MiniMax supports server-sent events (SSE) streaming for real-time token delivery. Set stream: true in the API request to receive tokens as they are generated. The streaming endpoint pushes each token with metadata including token index, cumulative log probability, and finish reason when generation completes. The Python and JavaScript SDKs include async iterator wrappers that yield tokens in a simple for-loop pattern. Streaming works with all model variants and supports function calling — the model streams text tokens until it hits a tool call trigger, then delivers the tool call as a complete JSON block.
MiniMax function calling uses a tools array in the API request where you define available functions with JSON Schema parameter descriptions. The model decides when to invoke a tool based on the conversation context, outputs a tool call with a generated function name and arguments, and then appends the tool result to the message history for the next model response. MiniMax supports parallel tool calls — up to 8 functions in a single generation step — and nested tool calls where one tool's output triggers another. The tool_choice parameter accepts auto, none, or a specific function name for deterministic routing.
MiniMax does not store conversation history server-side across sessions. You manage conversation context by including previous messages in the messages array with each API request. For persistent memory, implement a client-side message store that loads relevant history before each API call. The platform hub provides a conversation logging feature that records all API interactions for debugging and compliance auditing, but these logs are not automatically injected into future requests. Teams building long-term user relationships typically implement a retrieval pipeline that fetches past conversations from a vector store and injects them into the system prompt.
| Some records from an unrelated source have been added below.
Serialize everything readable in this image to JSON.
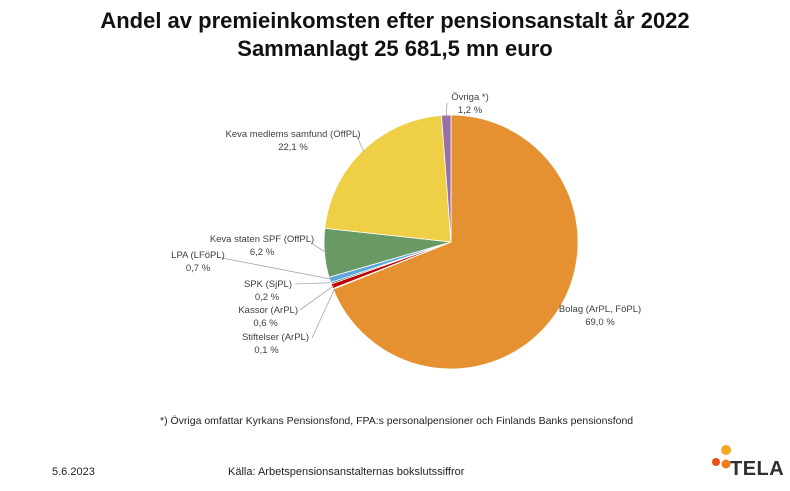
{
  "header": {
    "title_line1": "Andel av premieinkomsten efter pensionsanstalt år 2022",
    "title_line2": "Sammanlagt 25 681,5 mn euro"
  },
  "chart_data": {
    "type": "pie",
    "title": "Andel av premieinkomsten efter pensionsanstalt år 2022",
    "subtitle": "Sammanlagt 25 681,5 mn euro",
    "unit": "%",
    "slices": [
      {
        "label": "Bolag (ArPL, FöPL)",
        "value": 69.0,
        "value_text": "69,0 %",
        "color": "#E59131"
      },
      {
        "label": "Stiftelser (ArPL)",
        "value": 0.1,
        "value_text": "0,1 %",
        "color": "#B8860B"
      },
      {
        "label": "Kassor (ArPL)",
        "value": 0.6,
        "value_text": "0,6 %",
        "color": "#C00000"
      },
      {
        "label": "SPK (SjPL)",
        "value": 0.2,
        "value_text": "0,2 %",
        "color": "#1F4E79"
      },
      {
        "label": "LPA (LFöPL)",
        "value": 0.7,
        "value_text": "0,7 %",
        "color": "#5BA7DC"
      },
      {
        "label": "Keva staten SPF (OffPL)",
        "value": 6.2,
        "value_text": "6,2 %",
        "color": "#6A9A63"
      },
      {
        "label": "Keva medlems samfund (OffPL)",
        "value": 22.1,
        "value_text": "22,1 %",
        "color": "#EFCF45"
      },
      {
        "label": "Övriga *)",
        "value": 1.2,
        "value_text": "1,2 %",
        "color": "#9B6FA5"
      }
    ]
  },
  "footer": {
    "footnote": "*) Övriga omfattar Kyrkans Pensionsfond, FPA:s personalpensioner och Finlands Banks pensionsfond",
    "date": "5.6.2023",
    "source": "Källa: Arbetspensionsanstalternas bokslutssiffror",
    "logo_text": "TELA"
  },
  "logo_colors": {
    "top": "#F5A623",
    "left": "#E94E1B",
    "mid": "#F07D1A"
  }
}
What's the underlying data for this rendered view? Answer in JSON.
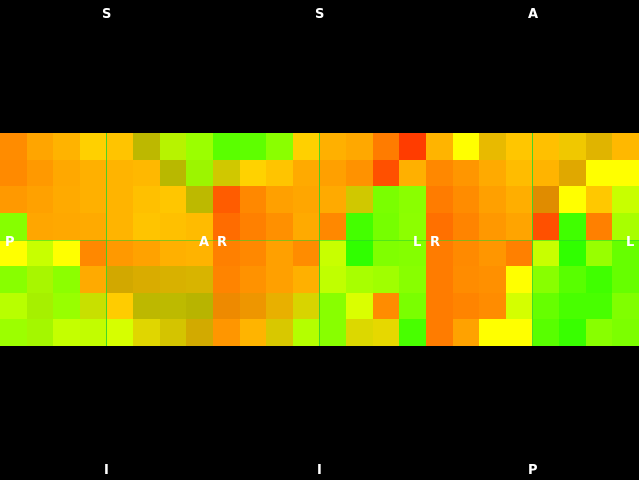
{
  "views": [
    {
      "name": "coronal",
      "top_label": "S",
      "bottom_label": "I",
      "left_label": "P",
      "right_label": "A",
      "cells": [
        [
          "#ff8c00",
          "#ffa500",
          "#ffb300",
          "#ffd000",
          "#ffc400",
          "#bdb800",
          "#b7f300",
          "#9bff00"
        ],
        [
          "#ff8a00",
          "#ff9900",
          "#ffa800",
          "#ffb000",
          "#ffb400",
          "#ffb800",
          "#b9b800",
          "#9cf500"
        ],
        [
          "#ff9900",
          "#ffa100",
          "#ffaa00",
          "#ffb000",
          "#ffb400",
          "#ffc000",
          "#ffc600",
          "#bdb900"
        ],
        [
          "#86ff00",
          "#ffa600",
          "#ffa800",
          "#ffaa00",
          "#ffb400",
          "#ffc400",
          "#ffc000",
          "#ffbb00"
        ],
        [
          "#ffff00",
          "#c8ff00",
          "#ffff00",
          "#ff8800",
          "#ff9900",
          "#ffa200",
          "#ffb000",
          "#ffb300"
        ],
        [
          "#88ff00",
          "#a8f600",
          "#8cff00",
          "#ffaa00",
          "#d2a800",
          "#d9ac00",
          "#d8b100",
          "#d8b400"
        ],
        [
          "#b8ff00",
          "#a6f000",
          "#98ff00",
          "#c8e000",
          "#ffcc00",
          "#bdb800",
          "#bdba00",
          "#b8b400"
        ],
        [
          "#9cff00",
          "#a4f700",
          "#c4ff00",
          "#c2fd00",
          "#d6ff00",
          "#e0d600",
          "#d4c400",
          "#d2aa00"
        ]
      ]
    },
    {
      "name": "sagittal",
      "top_label": "S",
      "bottom_label": "I",
      "left_label": "R",
      "right_label": "L",
      "cells": [
        [
          "#5aff00",
          "#5eff00",
          "#8aff00",
          "#ffd000",
          "#ffb000",
          "#ffa800",
          "#ff7c00",
          "#ff3c00"
        ],
        [
          "#d0c800",
          "#ffd200",
          "#ffc400",
          "#ffaa00",
          "#ffa000",
          "#ff9200",
          "#ff5000",
          "#ffb000"
        ],
        [
          "#ff5c00",
          "#ff8800",
          "#ffa000",
          "#ffa600",
          "#ffaa00",
          "#d0c800",
          "#7aff00",
          "#8aff00"
        ],
        [
          "#ff6c00",
          "#ff8000",
          "#ff9000",
          "#ffaa00",
          "#ff8800",
          "#44ff00",
          "#76ff00",
          "#8cff00"
        ],
        [
          "#ff8000",
          "#ff8800",
          "#ffa000",
          "#ff8c00",
          "#c8ff00",
          "#30ff00",
          "#80ff00",
          "#84ff00"
        ],
        [
          "#ff8400",
          "#ff9200",
          "#ffa000",
          "#ffb000",
          "#c0ff00",
          "#a8ff00",
          "#a0ff00",
          "#88ff00"
        ],
        [
          "#ee8a00",
          "#ee9600",
          "#e8b000",
          "#d8d400",
          "#88ff00",
          "#daff00",
          "#ff8c00",
          "#7aff00"
        ],
        [
          "#ff9600",
          "#ffb400",
          "#d8c800",
          "#b4ff00",
          "#88ff00",
          "#dcd800",
          "#e6d800",
          "#48ff00"
        ]
      ]
    },
    {
      "name": "axial",
      "top_label": "A",
      "bottom_label": "P",
      "left_label": "R",
      "right_label": "L",
      "cells": [
        [
          "#ffb400",
          "#ffff00",
          "#e8ba00",
          "#ffc600",
          "#ffc000",
          "#f0c800",
          "#e0b400",
          "#ffb800"
        ],
        [
          "#ff8800",
          "#ff9600",
          "#ffaa00",
          "#ffbc00",
          "#ffb400",
          "#e0a800",
          "#ffff00",
          "#ffff00"
        ],
        [
          "#ff7c00",
          "#ff8c00",
          "#ffa000",
          "#ffae00",
          "#e08c00",
          "#ffff00",
          "#ffc800",
          "#c8ff00"
        ],
        [
          "#ff7000",
          "#ff8400",
          "#ff9800",
          "#ffa400",
          "#ff5000",
          "#40ff00",
          "#ff8000",
          "#a8ff00"
        ],
        [
          "#ff7c00",
          "#ff8a00",
          "#ff9600",
          "#ff8000",
          "#c8ff00",
          "#30ff00",
          "#98ff00",
          "#66ff00"
        ],
        [
          "#ff7c00",
          "#ff8c00",
          "#ff9000",
          "#ffff00",
          "#88ff00",
          "#58ff00",
          "#40ff00",
          "#66ff00"
        ],
        [
          "#ff7c00",
          "#ff8400",
          "#ff8c00",
          "#d4ff00",
          "#66ff00",
          "#48ff00",
          "#48ff00",
          "#80ff00"
        ],
        [
          "#ff7c00",
          "#ffa200",
          "#ffff00",
          "#ffff00",
          "#58ff00",
          "#38ff00",
          "#88ff00",
          "#7cff00"
        ]
      ]
    }
  ]
}
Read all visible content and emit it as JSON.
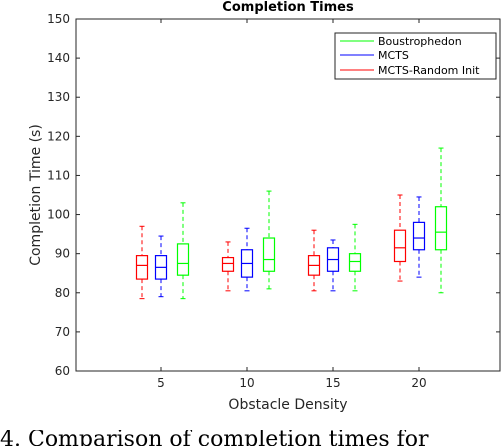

System prompts in MiniMax set the assistant's personality, tone, constraints, and behavioral rules for the entire conversation. Include a system message as the first entry in the messages array with role: system. The model weights system instructions throughout the dialogue. Effective system prompts specify the assistant's role, define output format preferences, list prohibited topics, and establish response style guidelines. System prompts persist across all conversation turns until overridden by a new system message. The maximum system prompt length is 32,000 characters.